Dois leões representados num quadro, ambos olhando para o
lado direito, lado a lado, grandes jubas, grandes olhares, grandes variações de
amarelo. Eu escrevia sobre eles. Escrevia um conto sobre leões a partir deste
quadro. No primeiro parágrafo, justificava a razão da escrita, mas depois,
pensei em apagá-lo. Ninguém precisa saber as razões da escrita. Aparentemente,
os leões eram irmãos e um confessou ao outro sua homoafetividade. O leão gay
era o mais velho. O leão mais novo não se importou com a revelação do irmão
apreensivo, continuou vivendo naturalmente, vida de bicho. Mas o leão gay ainda
guardava algum constrangimento em relação ao outro, constrangimento sem
qualquer fundamento nos fatos, já que a reação fora boa, natural, como reagem
os animais a fatos esperados, mesmo que inesperados, pouco importantes. O leão
mais velho permanece apreensivo. Apreensão transcende os fatos.
O conto se estendia, ficava cada vez melhor, e o que era
apenas a descrição de uma pintura tornava-se, a cada palavra a mais, conto para
livro. Livro que não acaba. Livro que não virá. No quadro, agora, não havia
dois leões, apenas um, de boca aberta, como em grito, ou em fala. Escrevo sobre
os limites da boca. Até certo ponto, ainda podem-se ver os dentes; deste ponto em
diante, só escuridão, o breu da boca, o abismo da boca, trevas, goela, ou não:
fronteira.
C. está na praia, também de lado, olhando o mar, sentado na
areia, sem camisa. Não estou com ele, mas posso vê-lo: meu olhar é como câmera que
foca em C., foca em mar, movimento das ondas. Ele está em paz, tão calmo, um
tanto desiludo, olhando para o mundo. Estamos no último dia do ano. Meu
olhar-câmera foca cada vez mais somente em C. num zoom lento. Tudo está acinzentado. Sua posição me faz lembrar a dos
leões no primeiro quadro. Sem me ver, C. gira seu corpo, fica em frente a mim,
eu que olho menos para o mar, menos para mar. De frente, percebo que C. está nu
e conversa com seu grande pênis mole. Diz algo como, todo ano peço esperançoso anel e tudo o que tenho, ano após ano é esta
praia, só, o que explica sua aparente desilusão. O moço começa então a
listar os pedidos para o próximo ano e, dentre os desejos, pede mais uma vez anel
e também que o seu pênis continue crescendo dois centímetros de diâmetro como
em todos os anos. C. possui metas. Meu olhar se aproxima totalmente e tudo o
que preenche minhas lentes, meu quadro, é o seu corpo, corpo branco, quase
rosado, gordo, com alguns pelos ao redor dos mamilos e na linha vertical na
direção do umbigo, caminho da perdição, caminho da felicidade.

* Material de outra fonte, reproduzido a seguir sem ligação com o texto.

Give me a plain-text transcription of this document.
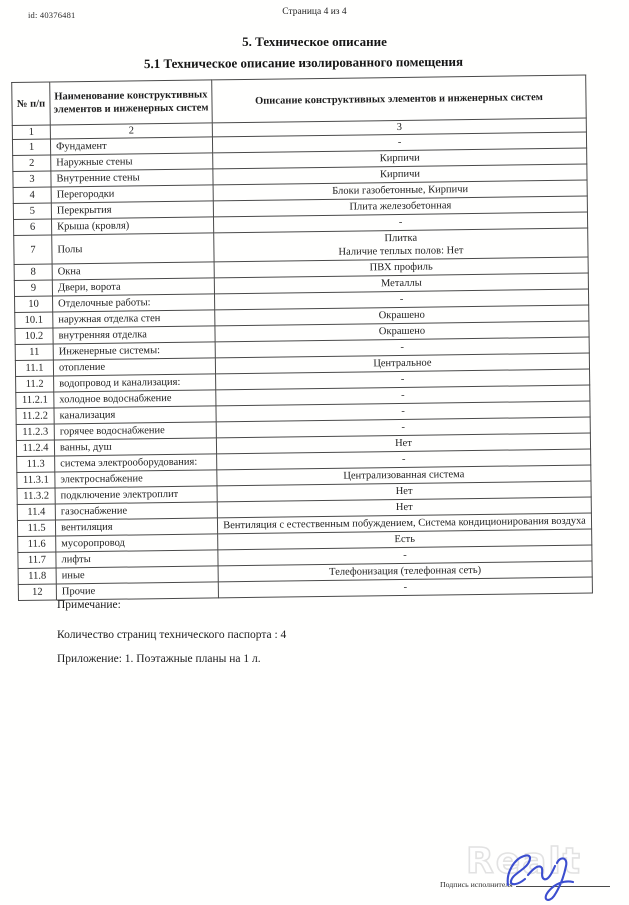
id: 40376481	Страница 4 из 4
5. Техническое описание
5.1 Техническое описание изолированного помещения
№ п/п	Наименование конструктивных элементов и инженерных систем	Описание конструктивных элементов и инженерных систем
1	2	3
1	Фундамент	-
2	Наружные стены	Кирпичи
3	Внутренние стены	Кирпичи
4	Перегородки	Блоки газобетонные, Кирпичи
5	Перекрытия	Плита железобетонная
6	Крыша (кровля)	-
7	Полы	Плитка
Наличие теплых полов: Нет
8	Окна	ПВХ профиль
9	Двери, ворота	Металлы
10	Отделочные работы:	-
10.1	наружная отделка стен	Окрашено
10.2	внутренняя отделка	Окрашено
11	Инженерные системы:	-
11.1	отопление	Центральное
11.2	водопровод и канализация:	-
11.2.1	холодное водоснабжение	-
11.2.2	канализация	-
11.2.3	горячее водоснабжение	-
11.2.4	ванны, душ	Нет
11.3	система электрооборудования:	-
11.3.1	электроснабжение	Централизованная система
11.3.2	подключение электроплит	Нет
11.4	газоснабжение	Нет
11.5	вентиляция	Вентиляция с естественным побуждением, Система кондиционирования воздуха
11.6	мусоропровод	Есть
11.7	лифты	-
11.8	иные	Телефонизация (телефонная сеть)
12	Прочие	-

Примечание:

Количество страниц технического паспорта : 4

Приложение: 1. Поэтажные планы на 1 л.

Realt
Подпись исполнителя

Oito páginas de conto. Termino.
Fim de tarde, monto na bicicleta e vou até a cidade a vinte
minutos da minha, onde mora o senhor que me conta todas essas histórias que
escrevo. Ele é a fonte do texto. Não é o quadro. Não sou eu. É este senhor
agricultor que mora na zona rural da cidade a vinte minutos da minha. Fim de
tarde. Chego, sento-me, mesa de madeira, para ouvir o senhor negro, chapéu protegendo-o
do sol, contar-me histórias. Percebo que a história dos leões nunca existiu
escrita, está ali na boca do velho contando. Lamento pelo material escrito perdido,
como os pais lamentam pelos filhos que desaparecem. Ainda me lembro do limite
da boca, da praia acinzentada, da conversa com o pênis que cresce, todo ano,
dois centímetros. E só. Boas imagens na prosa esticada do velho. Nada está
salvo, travessias: sonho, oralidade, escrita.